Preek van de 19e week

19de zondag door het jaar, jaar B, 2024

Er bestaat een bekend spreekwoord: “Ondank is ’s werelds loon.” We hebben allemaal wel eens teleurstelling gevoeld wanneer onze goedheid als vanzelfsprekend werd gezien en een eenvoudig ‘dankjewel’ uitbleef. Dit geldt ook voor Jezus, die brood uitdeelde aan een grote menigte als teken van Gods liefde, terwijl Hij tegelijkertijd wilde laten zien dat de mens niet alleen van brood leeft. Het gevaar bestaat namelijk dat mensen een consumptiementaliteit ontwikkelen, waarbij enkel bezit, genot en vermaak worden nagestreefd. In onze westerse samenleving zien we dit duidelijk terug; geluk lijkt vaak bepaald te worden door koopkracht. Wie niet mee kan in deze materiële race, voelt zich al snel ongelukkig.

Toch ontmoeten we ook tevreden mensen. Wat opvalt, is dat tevredenheid niet per se gekoppeld is aan rijkdom. Sommige mensen moeten rondkomen van een bescheiden inkomen en passen zich aan hun financiële mogelijkheden aan. Toch zijn zij tevreden omdat voor hen andere zaken belangrijker zijn dan geld en bezit. Zij zijn dankbaar voor de vele zegeningen in hun leven en waarderen de rijkdom van een goed huwelijk, een fijn gezin, en liefdevolle mensen om hen heen; dingen die voor geen goud te koop zijn. Vaak noemen zij hun geloof als een belangrijke bron van hun geluk, omdat zij beseffen dat er meer is tussen hemel en aarde dan alleen materiële rijkdom. Uiteindelijk moet iedereen zijn bezittingen achterlaten; “het doodshemd heeft geen zakken.” Wat blijft, is de liefde voor onze dierbaren en het vertrouwen in God, die ons nabij blijft, zelfs in tegenslagen.

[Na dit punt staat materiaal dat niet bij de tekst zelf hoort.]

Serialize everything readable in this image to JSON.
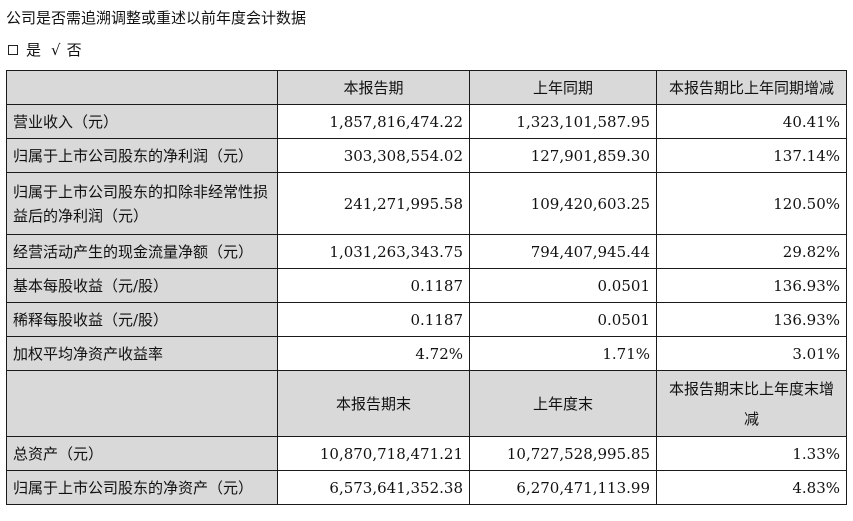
{
  "heading": "公司是否需追溯调整或重述以前年度会计数据",
  "choice": {
    "yes": "是",
    "check": "√",
    "no": "否"
  },
  "table1": {
    "headers": [
      "本报告期",
      "上年同期",
      "本报告期比上年同期增减"
    ],
    "rows": [
      {
        "label": "营业收入（元）",
        "current": "1,857,816,474.22",
        "prior": "1,323,101,587.95",
        "change": "40.41%"
      },
      {
        "label": "归属于上市公司股东的净利润（元）",
        "current": "303,308,554.02",
        "prior": "127,901,859.30",
        "change": "137.14%"
      },
      {
        "label": "归属于上市公司股东的扣除非经常性损益后的净利润（元）",
        "current": "241,271,995.58",
        "prior": "109,420,603.25",
        "change": "120.50%"
      },
      {
        "label": "经营活动产生的现金流量净额（元）",
        "current": "1,031,263,343.75",
        "prior": "794,407,945.44",
        "change": "29.82%"
      },
      {
        "label": "基本每股收益（元/股）",
        "current": "0.1187",
        "prior": "0.0501",
        "change": "136.93%"
      },
      {
        "label": "稀释每股收益（元/股）",
        "current": "0.1187",
        "prior": "0.0501",
        "change": "136.93%"
      },
      {
        "label": "加权平均净资产收益率",
        "current": "4.72%",
        "prior": "1.71%",
        "change": "3.01%"
      }
    ]
  },
  "table2": {
    "headers": [
      "本报告期末",
      "上年度末",
      "本报告期末比上年度末增减"
    ],
    "rows": [
      {
        "label": "总资产（元）",
        "current": "10,870,718,471.21",
        "prior": "10,727,528,995.85",
        "change": "1.33%"
      },
      {
        "label": "归属于上市公司股东的净资产（元）",
        "current": "6,573,641,352.38",
        "prior": "6,270,471,113.99",
        "change": "4.83%"
      }
    ]
  }
}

Uit onderzoek blijkt dat mensen zonder God vaak meer op zichzelf gericht zijn. Hun wereld is niet groter dan hun eigen leefwereld. Kerkelijke mensen voelen daarentegen eerder de roeping om via vrijwilligerswerk bij te dragen aan een betere samenleving. Zij kijken verder dan hun eigen voordeur en zoeken naar manieren om de wereld om hen heen te verbeteren.

De vraag is welke drijfveren mensen aanzetten tot inzet voor anderen. Is het alleen de drang naar eigen gewin? Of zijn er ook andere motieven, zoals een sociaal gevoel, plichtsbesef of geloof? Voor deze laatste groep wil Jezus het geestelijke voedsel zijn: “Ik ben het Brood des levens,” zegt Hij. Zijn liefde gaat verder dan gewoon brood, want na het eten van gewoon brood krijgen we weer honger. Jezus, als het levende Brood, ondersteunt ons dagelijks, zelfs in de grootste moeilijkheden, en leidt ons naar het eeuwige leven.

“Ik ben het Brood des levens, dat uit de Hemel is neergedaald,” zegt Jezus. Deze uitspraak symboliseert Gods liefde, die essentieel is voor ons ware geluk. We kunnen onszelf niet het diepste geluk verschaffen, dat geluk dat blijft, ongeacht teleurstellingen of verdriet. Het is God die ons leven zin en betekenis geeft, die onze namen in Zijn hand heeft geschreven, en die ons helpt om egoïsme te overwinnen en te leven voor anderen. Leven betekent bouwen op die goddelijke liefde, die ons innerlijke vrede schenkt en ons voortstuwt naar het hemelse geluk. Laten wij de Heer vragen om de genade van dat geloof.